Services and Service Groups in Rules

When a packet filter checks to see if a packet matches a rule, the difference between a service or service group such as ip_all, and a service or service group with BROADCAST, such as ip_all_with_broadcast, is important. If the service or service group has the BROADCAST flag set, the destination IP address in the packet must be a recognized broadcast address.

For example, if services such as ftp, rsh, and realaudio are not part of a service group such as tcp_all, and a tcp_all rule occurs first, the tcp_all rule will pass the ftp packet, because it assumes a simple tcp connection. Other special-case processing, such as a reverse data-port connection from the server back to the client, will not automatically be allowed by the initial connection as it would had the ftp-based rule been placed first.
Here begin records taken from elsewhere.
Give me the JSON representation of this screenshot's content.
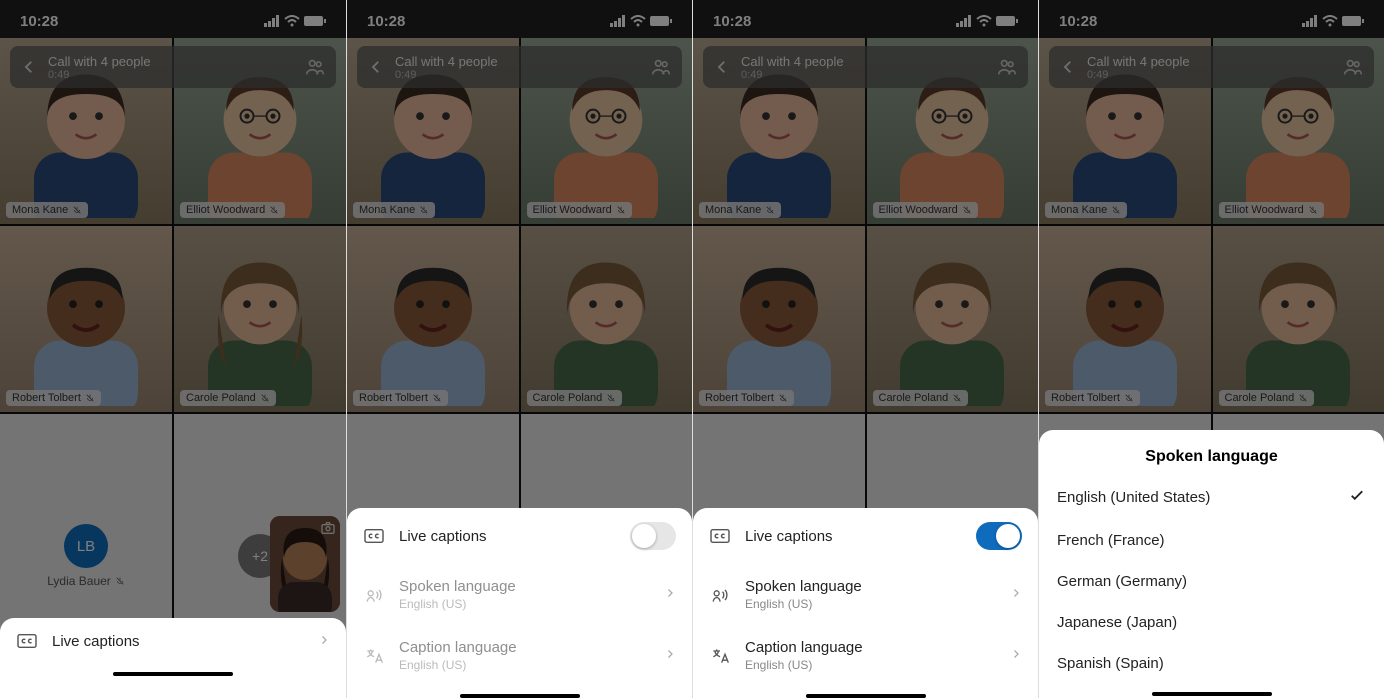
{
  "status": {
    "time": "10:28"
  },
  "header": {
    "title": "Call with 4 people",
    "duration": "0:49"
  },
  "participants": [
    {
      "name": "Mona Kane"
    },
    {
      "name": "Elliot Woodward"
    },
    {
      "name": "Robert Tolbert"
    },
    {
      "name": "Carole Poland"
    }
  ],
  "bottom_tile": {
    "initials": "LB",
    "name": "Lydia Bauer",
    "more": "+2"
  },
  "sheets": {
    "single": {
      "label": "Live captions"
    },
    "settings": {
      "live_captions": "Live captions",
      "spoken": {
        "label": "Spoken language",
        "value": "English (US)"
      },
      "caption": {
        "label": "Caption language",
        "value": "English (US)"
      }
    },
    "language_picker": {
      "title": "Spoken language",
      "options": [
        {
          "label": "English (United States)",
          "selected": true
        },
        {
          "label": "French (France)",
          "selected": false
        },
        {
          "label": "German (Germany)",
          "selected": false
        },
        {
          "label": "Japanese (Japan)",
          "selected": false
        },
        {
          "label": "Spanish (Spain)",
          "selected": false
        }
      ]
    }
  }
}
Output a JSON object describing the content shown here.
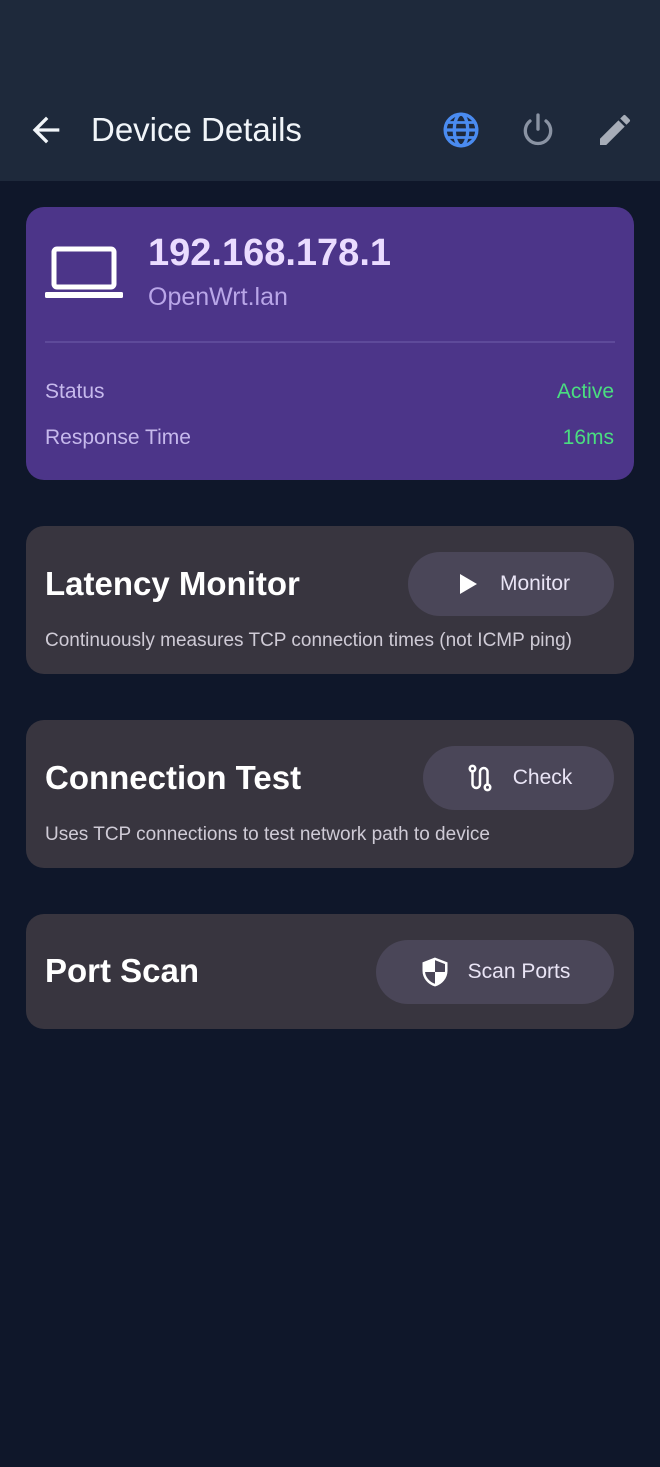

Configure stealth mode to identify the network and netmask that the Screen partitions so that it can correctly identify what the valid broadcast addresses are. If a packet must pass through the Screen that has a destination address of one of the broadcast addresses, set BROADCAST in the service used in the rule to pass the traffic. With respect to all other destination addresses, ip_all and ip_all_with_broadcast are identical.

When you define rules for specific services (such as telnet, HTTP proxy, ftp, etc.), you do not automatically pass network control messages that might be necessary for these rules to work correctly. You may need to add additional rules that allow this traffic to pass. For example, you can add the icmp_all rule that allows all internet control messages to pass.